Algunos opinadores de prensa de Texas dicen que describir a
John William King como una bestia sería demasiado suave, además de ofensivo
para con las bestias. Este joven de 24 años se inició en las lides de este
mundo como bebé abandonado a los pocos meses de nacer. Fue adoptado por el
tejano Ronald King y su esposa, quienes lo criaron y educaron en un entorno de
ideas de derecha. John William las derivó al racismo, se hizo tatuar en
diversas partes del cuerpo consignas supremacistas --orgullosamente ario-- y
una cruz gamada, y el 7 de junio de 1998, en una carretera de Jasper, Texas, en
compañía de dos amigos --Shawn Berry y Lawrence Brewer--, asesinó a James Byrd,
un negro de 49 años que padecía de una incapacidad física, estaba borracho y
pedía aventón. Los tres jóvenes indicaron a Byrd que podía subir a la
camioneta. Luego hicieron un alto, lo golpearon, lo amarraron con cadenas a la
parte trasera del vehículo y lo arrastraron por más de una milla hasta que el
cráneo y un brazo se desprendieron del resto del cuerpo. De acuerdo con los
peritos forenses, durante una buena parte del trayecto Byrd trató por todos los
medios de mantener la cabeza despegada del pavimento. Luego, los tres muchachos
tiraron los restos en la puerta de un cementerio para negros.
El viernes pasado, King fue condenado a muerte, y se
convirtió en el primer blanco sentenciado en Texas a la pena capital por matar
a un negro. Es probable que sobre sus compinches caigan sentencias iguales.
El fallo cuenta con la oposición de las hijas del asesinado,
las cuales han manifestado su oposición a la pena de muerte. El padre adoptivo
de King, por su parte, asegura, con los ojos llenos de lágrimas, que él y su
difunta esposa invirtieron demasiado amor en este muchacho.
Este episodio legal constituye una prueba de fuego para
quienes sostienen que el homicidio legalizado --mediante una inyección letal,
en este caso-- es, en cualquier circunstancia, inadmisible y repudiable. Ocurre
que King no tiene atenuantes: es un joven en pleno uso de sus facultades y,
durante todos estos meses, las ha utilizado para sostener y argumentar --sin
confesarse culpable-- sus idioteces racistas. Cometió su crimen con
premeditación, alevosía y ventaja y no muestra señales de arrepentimiento. Por
el contrario, durante todas las sesiones del juicio mantuvo una actitud
desafiante.
En suma, King es un tipo abominable, carece del menor
sentido de piedad y de sensibilidad humana y resulta extremadamente peligroso
para la sociedad. ¿Merece,
entonces, que le metan una dosis letal de veneno en el sistema circulatorio?
Yo pienso que no.
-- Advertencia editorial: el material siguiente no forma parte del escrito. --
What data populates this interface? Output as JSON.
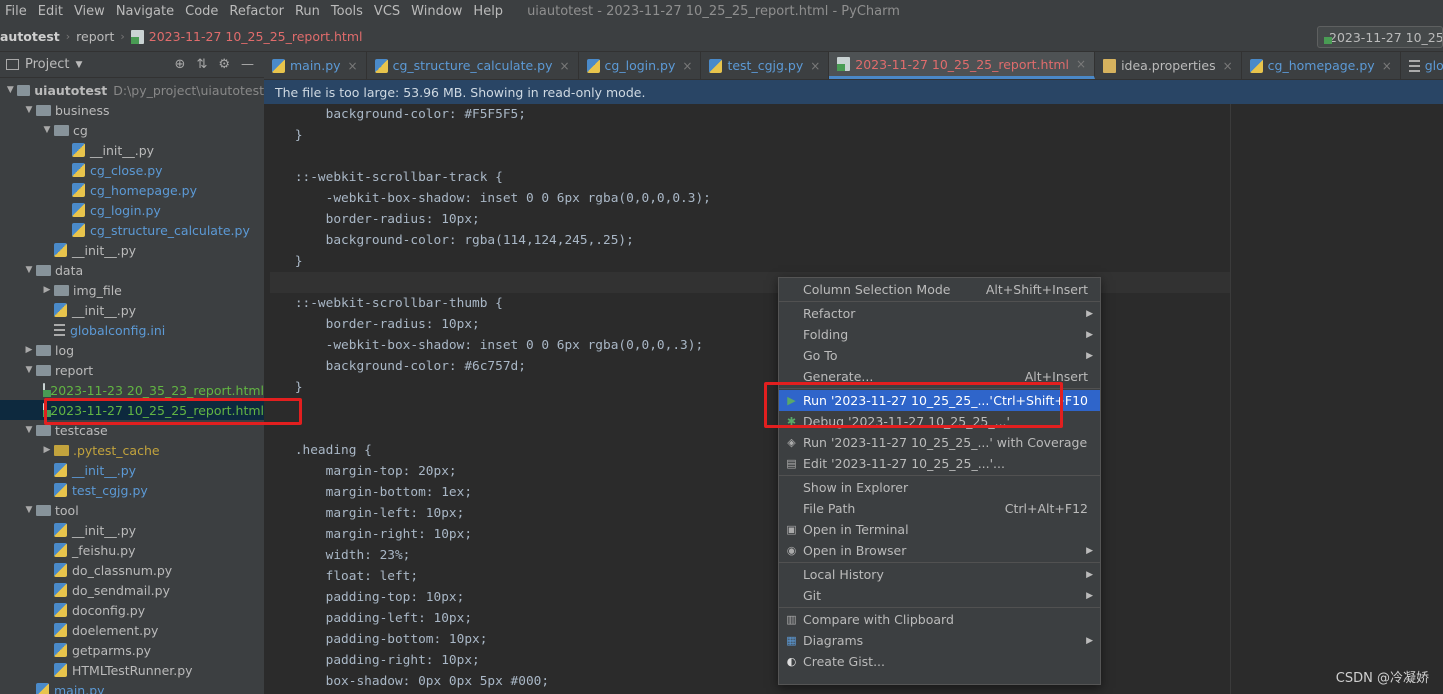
{
  "menu": [
    "File",
    "Edit",
    "View",
    "Navigate",
    "Code",
    "Refactor",
    "Run",
    "Tools",
    "VCS",
    "Window",
    "Help"
  ],
  "window_title": "uiautotest - 2023-11-27 10_25_25_report.html - PyCharm",
  "breadcrumb": [
    "autotest",
    "report",
    "2023-11-27 10_25_25_report.html"
  ],
  "run_config": "2023-11-27 10_25",
  "project_panel": {
    "title": "Project",
    "tree": [
      {
        "label": "uiautotest",
        "path": "D:\\py_project\\uiautotest",
        "type": "folder",
        "depth": 0,
        "expanded": true
      },
      {
        "label": "business",
        "type": "folder",
        "depth": 1,
        "expanded": true
      },
      {
        "label": "cg",
        "type": "folder",
        "depth": 2,
        "expanded": true
      },
      {
        "label": "__init__.py",
        "type": "py",
        "depth": 3
      },
      {
        "label": "cg_close.py",
        "type": "py",
        "depth": 3,
        "color": "blue"
      },
      {
        "label": "cg_homepage.py",
        "type": "py",
        "depth": 3,
        "color": "blue"
      },
      {
        "label": "cg_login.py",
        "type": "py",
        "depth": 3,
        "color": "blue"
      },
      {
        "label": "cg_structure_calculate.py",
        "type": "py",
        "depth": 3,
        "color": "blue"
      },
      {
        "label": "__init__.py",
        "type": "py",
        "depth": 2
      },
      {
        "label": "data",
        "type": "folder",
        "depth": 1,
        "expanded": true
      },
      {
        "label": "img_file",
        "type": "folder",
        "depth": 2
      },
      {
        "label": "__init__.py",
        "type": "py",
        "depth": 2
      },
      {
        "label": "globalconfig.ini",
        "type": "ini",
        "depth": 2,
        "color": "blue"
      },
      {
        "label": "log",
        "type": "folder",
        "depth": 1,
        "expanded": false
      },
      {
        "label": "report",
        "type": "folder",
        "depth": 1,
        "expanded": true
      },
      {
        "label": "2023-11-23 20_35_23_report.html",
        "type": "html",
        "depth": 2
      },
      {
        "label": "2023-11-27 10_25_25_report.html",
        "type": "html",
        "depth": 2,
        "selected": true
      },
      {
        "label": "testcase",
        "type": "folder",
        "depth": 1,
        "expanded": true
      },
      {
        "label": ".pytest_cache",
        "type": "folder-excluded",
        "depth": 2,
        "color": "orange",
        "expanded": false
      },
      {
        "label": "__init__.py",
        "type": "py",
        "depth": 2,
        "color": "blue"
      },
      {
        "label": "test_cgjg.py",
        "type": "py",
        "depth": 2,
        "color": "blue"
      },
      {
        "label": "tool",
        "type": "folder",
        "depth": 1,
        "expanded": true
      },
      {
        "label": "__init__.py",
        "type": "py",
        "depth": 2
      },
      {
        "label": "_feishu.py",
        "type": "py",
        "depth": 2
      },
      {
        "label": "do_classnum.py",
        "type": "py",
        "depth": 2
      },
      {
        "label": "do_sendmail.py",
        "type": "py",
        "depth": 2
      },
      {
        "label": "doconfig.py",
        "type": "py",
        "depth": 2
      },
      {
        "label": "doelement.py",
        "type": "py",
        "depth": 2
      },
      {
        "label": "getparms.py",
        "type": "py",
        "depth": 2
      },
      {
        "label": "HTMLTestRunner.py",
        "type": "py",
        "depth": 2
      },
      {
        "label": "main.py",
        "type": "py",
        "depth": 1,
        "color": "blue"
      }
    ]
  },
  "tabs": [
    {
      "label": "main.py",
      "icon": "py"
    },
    {
      "label": "cg_structure_calculate.py",
      "icon": "py"
    },
    {
      "label": "cg_login.py",
      "icon": "py"
    },
    {
      "label": "test_cgjg.py",
      "icon": "py"
    },
    {
      "label": "2023-11-27 10_25_25_report.html",
      "icon": "html",
      "active": true
    },
    {
      "label": "idea.properties",
      "icon": "properties",
      "plain": true
    },
    {
      "label": "cg_homepage.py",
      "icon": "py"
    },
    {
      "label": "globalconfig.ini",
      "icon": "ini"
    }
  ],
  "banner": "The file is too large: 53.96 MB. Showing in read-only mode.",
  "code_lines": [
    "        background-color: #F5F5F5;",
    "    }",
    "",
    "    ::-webkit-scrollbar-track {",
    "        -webkit-box-shadow: inset 0 0 6px rgba(0,0,0,0.3);",
    "        border-radius: 10px;",
    "        background-color: rgba(114,124,245,.25);",
    "    }",
    "",
    "    ::-webkit-scrollbar-thumb {",
    "        border-radius: 10px;",
    "        -webkit-box-shadow: inset 0 0 6px rgba(0,0,0,.3);",
    "        background-color: #6c757d;",
    "    }",
    "",
    "",
    "    .heading {",
    "        margin-top: 20px;",
    "        margin-bottom: 1ex;",
    "        margin-left: 10px;",
    "        margin-right: 10px;",
    "        width: 23%;",
    "        float: left;",
    "        padding-top: 10px;",
    "        padding-left: 10px;",
    "        padding-bottom: 10px;",
    "        padding-right: 10px;",
    "        box-shadow: 0px 0px 5px #000;",
    "    }"
  ],
  "context_menu": [
    {
      "label": "Column Selection Mode",
      "shortcut": "Alt+Shift+Insert"
    },
    {
      "label": "Refactor",
      "submenu": true
    },
    {
      "label": "Folding",
      "submenu": true
    },
    {
      "label": "Go To",
      "submenu": true
    },
    {
      "label": "Generate...",
      "shortcut": "Alt+Insert"
    },
    {
      "label": "Run '2023-11-27 10_25_25_...'",
      "shortcut": "Ctrl+Shift+F10",
      "icon": "run",
      "highlighted": true
    },
    {
      "label": "Debug '2023-11-27 10_25_25_...'",
      "icon": "debug"
    },
    {
      "label": "Run '2023-11-27 10_25_25_...' with Coverage",
      "icon": "coverage"
    },
    {
      "label": "Edit '2023-11-27 10_25_25_...'...",
      "icon": "edit"
    },
    {
      "label": "Show in Explorer"
    },
    {
      "label": "File Path",
      "shortcut": "Ctrl+Alt+F12"
    },
    {
      "label": "Open in Terminal",
      "icon": "terminal"
    },
    {
      "label": "Open in Browser",
      "icon": "globe",
      "submenu": true
    },
    {
      "label": "Local History",
      "submenu": true
    },
    {
      "label": "Git",
      "submenu": true
    },
    {
      "label": "Compare with Clipboard",
      "icon": "compare"
    },
    {
      "label": "Diagrams",
      "icon": "diagram",
      "submenu": true
    },
    {
      "label": "Create Gist...",
      "icon": "github"
    }
  ],
  "watermark": "CSDN @冷凝娇"
}
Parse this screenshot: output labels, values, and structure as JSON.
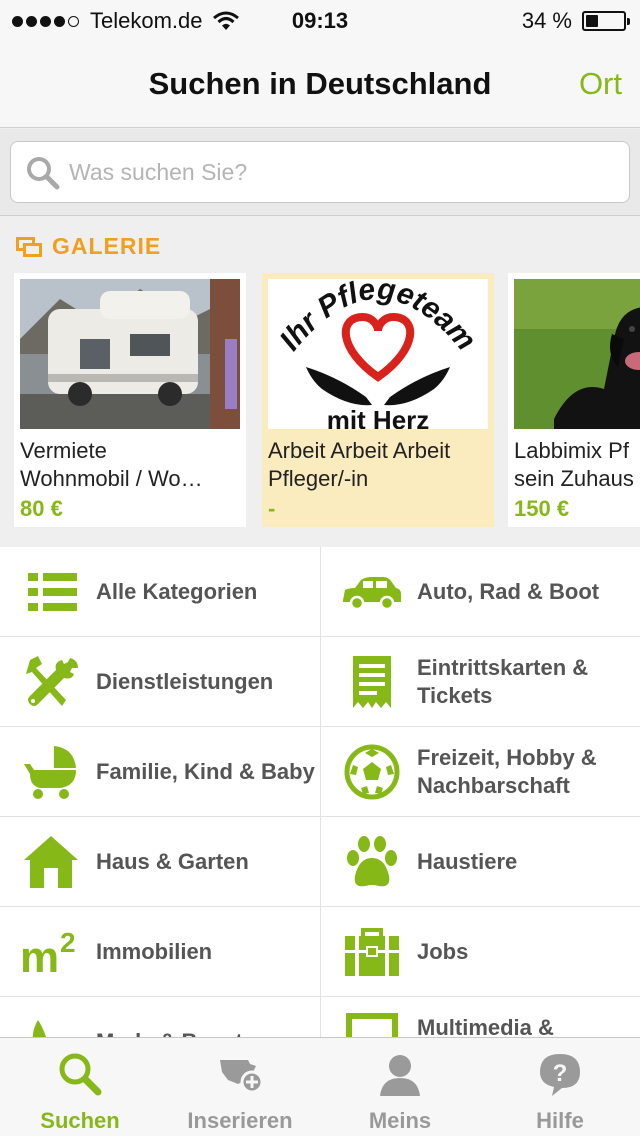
{
  "status_bar": {
    "carrier": "Telekom.de",
    "time": "09:13",
    "battery_text": "34 %",
    "battery_level": 0.34,
    "signal_bars": 4
  },
  "nav": {
    "title": "Suchen in Deutschland",
    "ort_label": "Ort"
  },
  "search": {
    "placeholder": "Was suchen Sie?",
    "value": ""
  },
  "gallery": {
    "title": "GALERIE",
    "items": [
      {
        "title_line1": "Vermiete",
        "title_line2": "Wohnmobil / Wo…",
        "price": "80 €",
        "highlighted": false,
        "image": "motorhome-photo"
      },
      {
        "title_line1": "Arbeit Arbeit Arbeit",
        "title_line2": "Pfleger/-in",
        "price": "-",
        "highlighted": true,
        "image": "pflegeteam-logo",
        "logo_text_top": "Ihr Pflegeteam",
        "logo_text_bottom": "mit Herz"
      },
      {
        "title_line1": "Labbimix Pf",
        "title_line2": "sein Zuhaus",
        "price": "150 €",
        "highlighted": false,
        "image": "black-dog-photo"
      }
    ]
  },
  "categories": [
    {
      "label": "Alle Kategorien",
      "icon": "list-icon"
    },
    {
      "label": "Auto, Rad & Boot",
      "icon": "car-icon"
    },
    {
      "label": "Dienstleistungen",
      "icon": "tools-icon"
    },
    {
      "label": "Eintrittskarten & Tickets",
      "icon": "ticket-icon"
    },
    {
      "label": "Familie, Kind & Baby",
      "icon": "stroller-icon"
    },
    {
      "label": "Freizeit, Hobby & Nachbarschaft",
      "icon": "soccer-ball-icon"
    },
    {
      "label": "Haus & Garten",
      "icon": "house-icon"
    },
    {
      "label": "Haustiere",
      "icon": "paw-icon"
    },
    {
      "label": "Immobilien",
      "icon": "square-meter-icon"
    },
    {
      "label": "Jobs",
      "icon": "briefcase-icon"
    },
    {
      "label": "Mode & Beauty",
      "icon": "fashion-icon"
    },
    {
      "label": "Multimedia & Elektronik",
      "icon": "monitor-icon"
    }
  ],
  "tabs": [
    {
      "label": "Suchen",
      "icon": "search-icon",
      "active": true
    },
    {
      "label": "Inserieren",
      "icon": "add-listing-icon",
      "active": false
    },
    {
      "label": "Meins",
      "icon": "person-icon",
      "active": false
    },
    {
      "label": "Hilfe",
      "icon": "help-bubble-icon",
      "active": false
    }
  ],
  "colors": {
    "accent_green": "#86b817",
    "gallery_orange": "#f0a020",
    "highlight_bg": "#fbecc0"
  }
}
Más aún, me parece que, de manera
totalmente involuntaria, este joven nazi nos ha brindado a quienes nos oponemos
a la pena de muerte un ejemplo extremo y utilísimo de su improcedencia.
King odia a los negros porque siente que amenazan la
supremacía aria. Asesina a Byrd en forma atroz e introduce, en el apacible
entorno social de Jasper, Texas, la ley de la jungla. Ahora King es una alimaña
amarrada las 24 horas con un cinturón de alto voltaje --para impedir que
intente una nueva agresión-- y la sociedad decide deshacerse de él por el
método de la jeringa. Es lo más fácil. Así se evita el riesgo de que vuelva a
matar. Además, al enterrarlo, se borrarían los excesos de un racismo
subyacente, de clóset, que recorre el contexto social estadunidense pero que
nunca debe pasar de los pensamientos a las palabras, y mucho menos a los actos.
La sentencia de muerte contra King es, básicamente, un acto de defensa de los
buenos modales.
Pero matarlo sería darle la razón; sería aceptar que la ley
de la jungla es el único referente válido para las relaciones sociales.
Por lo demás, su ejecución impediría que John William King
reflexione sobre lo que ha hecho. Si se le mantiene vivo, tarde o temprano este
joven abominable podría explicarnos los sentimientos y los pensamientos que lo
llevaron a la barbarie, y ese testimonio sería muy valioso para entender los
mecanismos del odio.
Finalmente, King es un ser humano. Uno de los peores seres
humanos, si se quiere, pero tiene derecho a seguir vivo.